The ruling dismisses the civil case brought against golfer Drew Goranson, 22. It also means that Nancy Jane Hurr, who was claiming damages related to pain and suffering, wage loss, permanent physical impairment and mild traumatic brain injury, will not receive payment.
How much Hurr was claiming was not specified, but court documents show Hurr initially estimated damages at $500,000.
After three days of testimony, District Judge Michael O'Hara found that Goranson took "reasonable care" before hitting the golf ball and gave warning of his shot.
"I find that this was a reasonable, ordinary thing that happened that day that went horribly wrong when the ball was struck," O'Hara said.
Hurr was hit in the face with the ball May 4, 2000, when Goranson's shot went awry. Hurr and her companion, Chester Cynoski, were 80 to 100 yards away from Goranson.
The force of the impact fractured Hurr's right orbital bone and resulted in extensive mouth and face surgery, according to her complaint, which was filed April 26, 2002.
Hurr's attorney argued that Goranson was negligent because he did not warn Hurr of his shot. According to Colorado case law, a golfer has a duty to warn of an impending shot when someone is in the "zone of danger," unless the person knows the shot is coming.

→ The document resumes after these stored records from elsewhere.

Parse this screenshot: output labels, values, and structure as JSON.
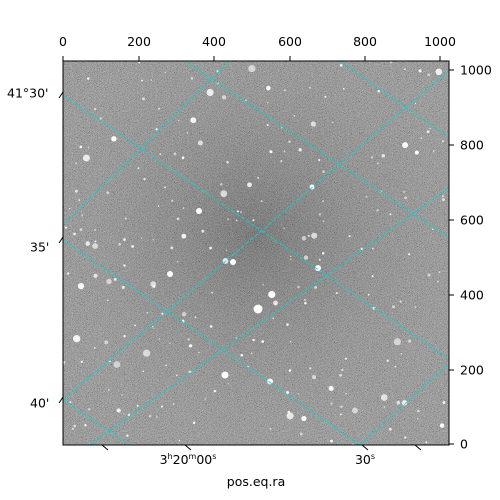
{
  "figure": {
    "xlabel": "pos.eq.ra",
    "top_axis_ticks": [
      "0",
      "200",
      "400",
      "600",
      "800",
      "1000"
    ],
    "right_axis_ticks": [
      "1000",
      "800",
      "600",
      "400",
      "200",
      "0"
    ],
    "dec_ticks": [
      "41°30'",
      "35'",
      "40'"
    ],
    "ra_ticks": [
      {
        "h": "3",
        "h_unit": "h",
        "m": "20",
        "m_unit": "m",
        "s": "00",
        "s_unit": "s"
      },
      {
        "s": "30",
        "s_unit": "s"
      }
    ]
  },
  "colors": {
    "background": "#5a5a5a",
    "grid": "#00d8d8",
    "frame": "#000000"
  }
}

One fact of the case, O'Hara said, was that Cynoski waved to Goranson, the "universal signal" for a golfer to play through and not wait on golfers in front. Another was that Goranson took time before hitting the ball, looking down the fairway several times and taking a practice swing.

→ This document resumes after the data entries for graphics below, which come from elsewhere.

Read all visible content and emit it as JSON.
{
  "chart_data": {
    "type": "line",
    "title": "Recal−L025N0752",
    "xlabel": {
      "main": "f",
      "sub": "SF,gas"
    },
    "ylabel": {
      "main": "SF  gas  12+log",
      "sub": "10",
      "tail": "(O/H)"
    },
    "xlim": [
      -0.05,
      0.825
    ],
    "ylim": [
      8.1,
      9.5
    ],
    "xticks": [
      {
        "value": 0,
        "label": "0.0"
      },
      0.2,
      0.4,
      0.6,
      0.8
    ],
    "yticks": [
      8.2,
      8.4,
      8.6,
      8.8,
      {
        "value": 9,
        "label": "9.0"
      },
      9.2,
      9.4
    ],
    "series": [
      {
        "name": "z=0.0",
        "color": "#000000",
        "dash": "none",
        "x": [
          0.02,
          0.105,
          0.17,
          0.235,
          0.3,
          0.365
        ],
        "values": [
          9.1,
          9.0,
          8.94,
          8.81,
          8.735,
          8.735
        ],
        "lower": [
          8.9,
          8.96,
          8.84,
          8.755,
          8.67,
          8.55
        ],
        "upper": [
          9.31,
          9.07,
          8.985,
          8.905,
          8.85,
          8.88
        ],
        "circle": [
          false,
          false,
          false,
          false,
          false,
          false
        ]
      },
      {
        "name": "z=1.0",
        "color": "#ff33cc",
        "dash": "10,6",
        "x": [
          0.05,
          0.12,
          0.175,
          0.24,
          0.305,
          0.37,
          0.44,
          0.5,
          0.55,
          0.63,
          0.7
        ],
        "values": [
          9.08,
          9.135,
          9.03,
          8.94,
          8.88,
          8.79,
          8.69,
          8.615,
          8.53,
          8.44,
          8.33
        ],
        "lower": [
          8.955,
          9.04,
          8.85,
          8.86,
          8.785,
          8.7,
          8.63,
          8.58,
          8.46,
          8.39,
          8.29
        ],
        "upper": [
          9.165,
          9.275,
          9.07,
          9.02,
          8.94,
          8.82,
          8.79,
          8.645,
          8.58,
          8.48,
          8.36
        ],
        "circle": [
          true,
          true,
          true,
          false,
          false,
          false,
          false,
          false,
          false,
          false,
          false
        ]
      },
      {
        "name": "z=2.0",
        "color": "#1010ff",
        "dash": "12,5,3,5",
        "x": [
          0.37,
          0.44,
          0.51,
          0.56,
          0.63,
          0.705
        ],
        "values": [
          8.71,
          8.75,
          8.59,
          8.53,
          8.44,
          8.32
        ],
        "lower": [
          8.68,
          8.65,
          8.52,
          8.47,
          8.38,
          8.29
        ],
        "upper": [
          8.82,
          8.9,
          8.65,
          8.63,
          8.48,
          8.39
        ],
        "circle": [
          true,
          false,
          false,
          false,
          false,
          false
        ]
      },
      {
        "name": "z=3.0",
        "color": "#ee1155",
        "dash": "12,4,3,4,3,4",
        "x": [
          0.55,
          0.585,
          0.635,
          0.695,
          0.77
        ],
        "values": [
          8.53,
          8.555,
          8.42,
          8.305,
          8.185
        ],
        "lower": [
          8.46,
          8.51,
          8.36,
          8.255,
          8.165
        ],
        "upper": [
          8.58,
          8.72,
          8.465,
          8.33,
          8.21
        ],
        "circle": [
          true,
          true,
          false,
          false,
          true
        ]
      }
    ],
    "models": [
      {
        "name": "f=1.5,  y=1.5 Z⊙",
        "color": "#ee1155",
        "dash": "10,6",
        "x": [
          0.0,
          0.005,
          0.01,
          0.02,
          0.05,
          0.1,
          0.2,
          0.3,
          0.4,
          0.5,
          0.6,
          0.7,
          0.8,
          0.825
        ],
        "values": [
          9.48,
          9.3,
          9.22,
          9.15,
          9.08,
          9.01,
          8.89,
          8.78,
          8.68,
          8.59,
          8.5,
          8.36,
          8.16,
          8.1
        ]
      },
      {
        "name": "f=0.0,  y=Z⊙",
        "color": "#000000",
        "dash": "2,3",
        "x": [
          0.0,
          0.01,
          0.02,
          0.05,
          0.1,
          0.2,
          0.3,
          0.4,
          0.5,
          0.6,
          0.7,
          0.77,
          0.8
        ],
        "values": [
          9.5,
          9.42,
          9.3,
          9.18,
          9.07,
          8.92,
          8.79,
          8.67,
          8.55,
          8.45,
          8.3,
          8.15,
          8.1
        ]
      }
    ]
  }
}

Finally, Hurr and Cynoski had moved to the side of the fairway, a sign to Goranson that they knew a shot was coming, O'Hara said.
Hurr's attorney argued that Hurr was not aware that Goranson had been given the go-ahead to play through, but O'Hara said Goranson had "every reason to know or believe" that Hurr and Cynoski knew he was about to hit a ball.
Golf is not a "precise" game, as anyone who plays should know, O'Hara said. When a player is waved through, the risk of getting hit by a ball is greater.
The ruling may seem "harsh" because Hurr suffered significant injury, O'Hara said, but it followed case law. The decision could be appealed.
Goranson's attorney, John Vanderbloemen, said he was happy with the judge's ruling.
"I'm really pleased for Drew. He just graduated college two weeks ago. This accident happened four years ago, and now he can get on with his life," Vanderbloemen said. "I know he's really pleased that the court agreed that he didn't do anything wrong."